Hey all, I've been working on this new techno track with a strange lead, and I'm looking for some feedback.
I haven't done the mix properly yet, but I'd love to hear what you think. What stands out? Do you have any specific points of improvement regarding production choices or the mix so far? Thanks in advance!
Compression took me years to get to grips with. I understood the principle pretty fast, but actually hearing it took way longer. I would always way over cook things because that was the only way I could hear it, but more often than not compression is more of a feel thing than a hear thing (although the more time you spend with it, the more you can actually hear it). It's kind of a tricky one, cos unless your compressor is adding a lot of harmonics, you're more listening to what isn't there, or to the shape of the sound, rather than the sound it's self if that makes sense?
What I ended up doing was sticking a hardware optical compressor on my main PC output (can be a plug in and any type of compressor really - just optical is the slowest, so one of the harder ones to hear, and it's just what I happened to have as I got into DIY audio gear and built a bunch of compressors for myself). Although optical is great for vocals, so not a bad choice in this scenario.
I then spent months with it and every time I played a new YouTube vid or a new song, I would re-adjust it to taste ... and eventually I got super proficient at telling what exactly the compressor was doing as I was constantly living with it and constantly using it and dialling it in over and over again. I tried to incorporate practise into my leisure time without it getting in the way ofc. and it worked really well. I since did it with a bunch of different types of compressors, and that's how I got to know them all well. :)
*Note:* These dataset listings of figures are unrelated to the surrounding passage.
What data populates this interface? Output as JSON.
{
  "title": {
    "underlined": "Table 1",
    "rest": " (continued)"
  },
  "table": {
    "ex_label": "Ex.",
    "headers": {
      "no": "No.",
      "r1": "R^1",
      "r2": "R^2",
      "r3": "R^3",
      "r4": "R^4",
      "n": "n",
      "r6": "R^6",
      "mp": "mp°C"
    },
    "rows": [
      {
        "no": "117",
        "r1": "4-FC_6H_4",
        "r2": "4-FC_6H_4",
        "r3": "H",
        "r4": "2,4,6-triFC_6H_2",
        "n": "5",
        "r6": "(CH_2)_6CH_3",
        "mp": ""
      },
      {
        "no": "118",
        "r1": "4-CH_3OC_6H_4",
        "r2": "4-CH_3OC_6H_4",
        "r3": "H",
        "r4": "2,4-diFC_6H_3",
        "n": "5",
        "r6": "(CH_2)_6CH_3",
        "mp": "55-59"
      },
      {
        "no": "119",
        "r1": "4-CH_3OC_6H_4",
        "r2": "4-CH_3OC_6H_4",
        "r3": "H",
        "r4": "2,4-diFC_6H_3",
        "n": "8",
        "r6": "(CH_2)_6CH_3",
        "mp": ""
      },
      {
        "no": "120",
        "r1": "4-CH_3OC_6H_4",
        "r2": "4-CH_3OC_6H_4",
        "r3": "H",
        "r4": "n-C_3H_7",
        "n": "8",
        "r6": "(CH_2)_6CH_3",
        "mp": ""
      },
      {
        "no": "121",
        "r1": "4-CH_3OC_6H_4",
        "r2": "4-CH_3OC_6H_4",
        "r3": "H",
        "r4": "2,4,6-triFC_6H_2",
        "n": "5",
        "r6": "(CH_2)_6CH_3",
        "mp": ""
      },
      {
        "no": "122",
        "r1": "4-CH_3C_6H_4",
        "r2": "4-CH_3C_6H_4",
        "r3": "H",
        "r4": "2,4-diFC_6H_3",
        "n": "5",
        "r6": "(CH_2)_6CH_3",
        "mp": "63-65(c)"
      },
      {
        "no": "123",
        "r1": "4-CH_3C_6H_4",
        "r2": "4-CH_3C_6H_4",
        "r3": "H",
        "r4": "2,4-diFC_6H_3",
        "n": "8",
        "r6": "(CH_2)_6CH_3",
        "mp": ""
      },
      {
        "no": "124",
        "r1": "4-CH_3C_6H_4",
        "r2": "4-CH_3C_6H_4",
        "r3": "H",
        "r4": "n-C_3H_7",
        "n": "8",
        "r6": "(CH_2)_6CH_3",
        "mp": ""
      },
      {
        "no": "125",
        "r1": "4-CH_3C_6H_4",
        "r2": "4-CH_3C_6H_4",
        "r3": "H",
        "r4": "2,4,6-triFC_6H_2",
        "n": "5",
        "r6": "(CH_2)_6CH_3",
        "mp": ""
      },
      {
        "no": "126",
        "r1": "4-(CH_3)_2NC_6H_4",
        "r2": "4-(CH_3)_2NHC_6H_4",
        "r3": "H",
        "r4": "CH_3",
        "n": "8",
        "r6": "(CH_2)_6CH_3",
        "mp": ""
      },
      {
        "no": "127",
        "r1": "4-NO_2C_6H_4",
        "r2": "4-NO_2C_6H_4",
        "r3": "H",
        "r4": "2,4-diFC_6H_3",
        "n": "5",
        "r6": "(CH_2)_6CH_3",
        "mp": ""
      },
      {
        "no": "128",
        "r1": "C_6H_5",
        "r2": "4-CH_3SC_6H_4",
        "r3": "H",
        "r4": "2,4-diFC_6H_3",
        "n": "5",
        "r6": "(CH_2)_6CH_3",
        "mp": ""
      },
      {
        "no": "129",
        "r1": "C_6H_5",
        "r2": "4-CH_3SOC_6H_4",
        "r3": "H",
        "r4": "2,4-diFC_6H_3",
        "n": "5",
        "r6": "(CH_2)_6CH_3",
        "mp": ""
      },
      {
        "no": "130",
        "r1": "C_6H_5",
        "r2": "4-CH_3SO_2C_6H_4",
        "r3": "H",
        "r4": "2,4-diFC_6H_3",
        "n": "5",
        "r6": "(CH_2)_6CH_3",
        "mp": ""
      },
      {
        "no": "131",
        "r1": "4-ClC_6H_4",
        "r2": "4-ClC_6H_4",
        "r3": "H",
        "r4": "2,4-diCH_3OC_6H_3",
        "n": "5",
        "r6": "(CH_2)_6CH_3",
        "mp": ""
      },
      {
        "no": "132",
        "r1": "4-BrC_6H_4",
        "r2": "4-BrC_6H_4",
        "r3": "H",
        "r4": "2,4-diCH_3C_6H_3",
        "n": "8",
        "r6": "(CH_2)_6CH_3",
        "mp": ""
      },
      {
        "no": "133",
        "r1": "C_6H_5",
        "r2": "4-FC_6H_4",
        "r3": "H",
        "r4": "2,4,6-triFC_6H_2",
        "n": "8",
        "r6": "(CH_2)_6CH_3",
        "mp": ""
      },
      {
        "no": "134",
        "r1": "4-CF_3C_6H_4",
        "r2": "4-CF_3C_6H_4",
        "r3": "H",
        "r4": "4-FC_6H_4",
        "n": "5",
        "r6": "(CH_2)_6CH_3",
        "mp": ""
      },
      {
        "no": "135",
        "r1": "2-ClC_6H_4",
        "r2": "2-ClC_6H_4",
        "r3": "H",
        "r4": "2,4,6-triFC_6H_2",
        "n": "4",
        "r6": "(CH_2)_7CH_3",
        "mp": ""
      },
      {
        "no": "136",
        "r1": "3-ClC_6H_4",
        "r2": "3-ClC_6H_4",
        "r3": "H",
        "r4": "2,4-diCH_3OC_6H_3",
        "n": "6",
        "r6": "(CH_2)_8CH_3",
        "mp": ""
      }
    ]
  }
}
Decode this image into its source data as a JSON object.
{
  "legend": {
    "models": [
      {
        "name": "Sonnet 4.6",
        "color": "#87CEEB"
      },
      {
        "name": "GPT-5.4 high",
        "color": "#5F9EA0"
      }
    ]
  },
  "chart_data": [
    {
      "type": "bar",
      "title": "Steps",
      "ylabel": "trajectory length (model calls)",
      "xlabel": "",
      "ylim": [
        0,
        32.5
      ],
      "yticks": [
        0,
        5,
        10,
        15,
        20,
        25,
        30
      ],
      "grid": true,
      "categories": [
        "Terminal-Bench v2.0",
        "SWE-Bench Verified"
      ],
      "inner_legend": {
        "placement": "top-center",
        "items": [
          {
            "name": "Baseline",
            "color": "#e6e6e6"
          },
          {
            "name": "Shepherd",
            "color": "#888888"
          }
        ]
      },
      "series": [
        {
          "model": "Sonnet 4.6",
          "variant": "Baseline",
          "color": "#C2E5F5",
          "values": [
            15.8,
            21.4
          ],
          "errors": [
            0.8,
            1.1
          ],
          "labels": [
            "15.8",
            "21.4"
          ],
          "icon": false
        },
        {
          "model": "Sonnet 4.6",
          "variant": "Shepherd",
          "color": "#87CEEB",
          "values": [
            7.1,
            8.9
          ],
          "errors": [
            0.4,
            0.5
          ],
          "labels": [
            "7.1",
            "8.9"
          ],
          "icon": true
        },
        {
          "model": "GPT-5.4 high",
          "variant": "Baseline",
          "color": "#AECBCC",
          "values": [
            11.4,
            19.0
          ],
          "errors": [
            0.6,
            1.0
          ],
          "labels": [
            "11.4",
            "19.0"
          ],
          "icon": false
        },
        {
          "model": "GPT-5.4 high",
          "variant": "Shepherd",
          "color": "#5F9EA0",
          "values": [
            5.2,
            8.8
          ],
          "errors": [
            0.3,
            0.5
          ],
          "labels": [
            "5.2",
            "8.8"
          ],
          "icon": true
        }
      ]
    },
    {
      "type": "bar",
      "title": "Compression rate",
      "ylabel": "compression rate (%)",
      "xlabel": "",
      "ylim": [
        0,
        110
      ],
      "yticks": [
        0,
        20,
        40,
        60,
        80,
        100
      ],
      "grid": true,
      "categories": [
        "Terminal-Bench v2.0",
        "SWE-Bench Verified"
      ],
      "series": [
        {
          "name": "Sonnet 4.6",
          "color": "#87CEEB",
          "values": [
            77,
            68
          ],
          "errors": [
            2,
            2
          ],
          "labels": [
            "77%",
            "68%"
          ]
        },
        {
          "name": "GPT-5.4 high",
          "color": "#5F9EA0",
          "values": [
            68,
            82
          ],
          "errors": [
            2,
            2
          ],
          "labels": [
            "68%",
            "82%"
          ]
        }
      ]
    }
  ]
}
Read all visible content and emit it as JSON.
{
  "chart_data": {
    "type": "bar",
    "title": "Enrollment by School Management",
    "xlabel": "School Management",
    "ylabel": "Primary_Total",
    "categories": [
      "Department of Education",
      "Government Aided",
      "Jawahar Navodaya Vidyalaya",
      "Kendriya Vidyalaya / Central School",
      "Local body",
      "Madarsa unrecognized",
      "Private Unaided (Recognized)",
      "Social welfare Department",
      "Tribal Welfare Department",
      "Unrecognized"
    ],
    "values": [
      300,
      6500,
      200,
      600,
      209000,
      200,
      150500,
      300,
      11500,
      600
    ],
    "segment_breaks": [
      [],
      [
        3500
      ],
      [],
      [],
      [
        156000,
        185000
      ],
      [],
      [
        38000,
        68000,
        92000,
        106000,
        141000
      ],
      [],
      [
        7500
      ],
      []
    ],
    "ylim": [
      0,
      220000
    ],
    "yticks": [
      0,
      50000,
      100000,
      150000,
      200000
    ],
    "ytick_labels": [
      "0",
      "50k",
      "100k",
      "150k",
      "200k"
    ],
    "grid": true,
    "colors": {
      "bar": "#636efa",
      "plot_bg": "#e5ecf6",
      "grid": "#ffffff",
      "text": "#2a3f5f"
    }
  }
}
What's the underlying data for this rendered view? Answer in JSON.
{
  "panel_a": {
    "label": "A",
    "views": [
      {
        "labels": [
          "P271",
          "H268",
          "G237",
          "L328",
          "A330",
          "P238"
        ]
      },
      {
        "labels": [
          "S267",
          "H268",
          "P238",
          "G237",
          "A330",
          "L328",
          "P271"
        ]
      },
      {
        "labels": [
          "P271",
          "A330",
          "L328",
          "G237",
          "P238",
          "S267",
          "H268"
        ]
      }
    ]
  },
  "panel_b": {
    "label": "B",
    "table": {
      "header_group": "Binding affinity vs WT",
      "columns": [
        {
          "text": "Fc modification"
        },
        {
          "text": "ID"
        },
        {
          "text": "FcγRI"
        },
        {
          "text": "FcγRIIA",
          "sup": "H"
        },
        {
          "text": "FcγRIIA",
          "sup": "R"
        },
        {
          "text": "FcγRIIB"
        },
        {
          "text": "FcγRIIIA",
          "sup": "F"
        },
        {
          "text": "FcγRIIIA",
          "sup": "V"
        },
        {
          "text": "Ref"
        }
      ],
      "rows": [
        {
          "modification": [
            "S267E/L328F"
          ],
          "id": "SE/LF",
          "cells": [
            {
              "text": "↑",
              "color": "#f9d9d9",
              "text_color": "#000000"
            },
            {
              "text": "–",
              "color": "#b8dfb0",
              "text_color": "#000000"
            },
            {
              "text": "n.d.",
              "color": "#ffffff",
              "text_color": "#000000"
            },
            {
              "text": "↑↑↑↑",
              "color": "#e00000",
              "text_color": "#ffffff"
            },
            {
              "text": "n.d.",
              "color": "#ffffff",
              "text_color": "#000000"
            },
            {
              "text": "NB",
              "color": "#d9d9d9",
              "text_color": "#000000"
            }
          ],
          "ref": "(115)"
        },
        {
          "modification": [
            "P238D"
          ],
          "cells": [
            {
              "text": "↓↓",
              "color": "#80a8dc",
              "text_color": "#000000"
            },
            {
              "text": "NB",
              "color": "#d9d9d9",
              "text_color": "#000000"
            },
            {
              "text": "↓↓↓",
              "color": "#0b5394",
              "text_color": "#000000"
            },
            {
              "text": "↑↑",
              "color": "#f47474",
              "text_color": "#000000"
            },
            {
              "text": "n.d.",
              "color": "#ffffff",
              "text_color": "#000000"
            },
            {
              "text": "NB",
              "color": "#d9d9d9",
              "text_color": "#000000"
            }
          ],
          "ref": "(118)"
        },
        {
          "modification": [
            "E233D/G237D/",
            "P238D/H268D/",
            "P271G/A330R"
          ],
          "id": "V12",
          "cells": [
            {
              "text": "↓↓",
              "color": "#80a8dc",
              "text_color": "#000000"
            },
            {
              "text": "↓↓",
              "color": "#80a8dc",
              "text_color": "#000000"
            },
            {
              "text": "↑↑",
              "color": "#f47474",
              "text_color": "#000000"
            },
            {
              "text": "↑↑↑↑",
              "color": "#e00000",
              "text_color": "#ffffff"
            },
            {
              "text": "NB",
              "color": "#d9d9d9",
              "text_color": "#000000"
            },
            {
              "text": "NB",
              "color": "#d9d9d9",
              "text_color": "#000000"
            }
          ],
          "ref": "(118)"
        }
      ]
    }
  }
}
I tried the same thing with EQ and saturation, but that doesn't seamlessly go well with leisure, as often any EQ you do makes the sound worse (if it's already well balanced) and saturation doesn't always compliment things. Sometimes EQ would help, but I find you get a lot less practise this way compared to compression, where 75% of YouTube vids are direct recordings from a nice sounding mic just with 0 compression and only about 24% have a sub par mic/recording environment that really badly needs EQ (this is more talking about bigger creators, and ofc if you always watch much smaller creators you would need to EQ more often). EQ and saturation is best to play about with over music that actually needs it in my experience, but the compressor over YouTube vids is a really neat way to learn and actually makes the sound better in most cases.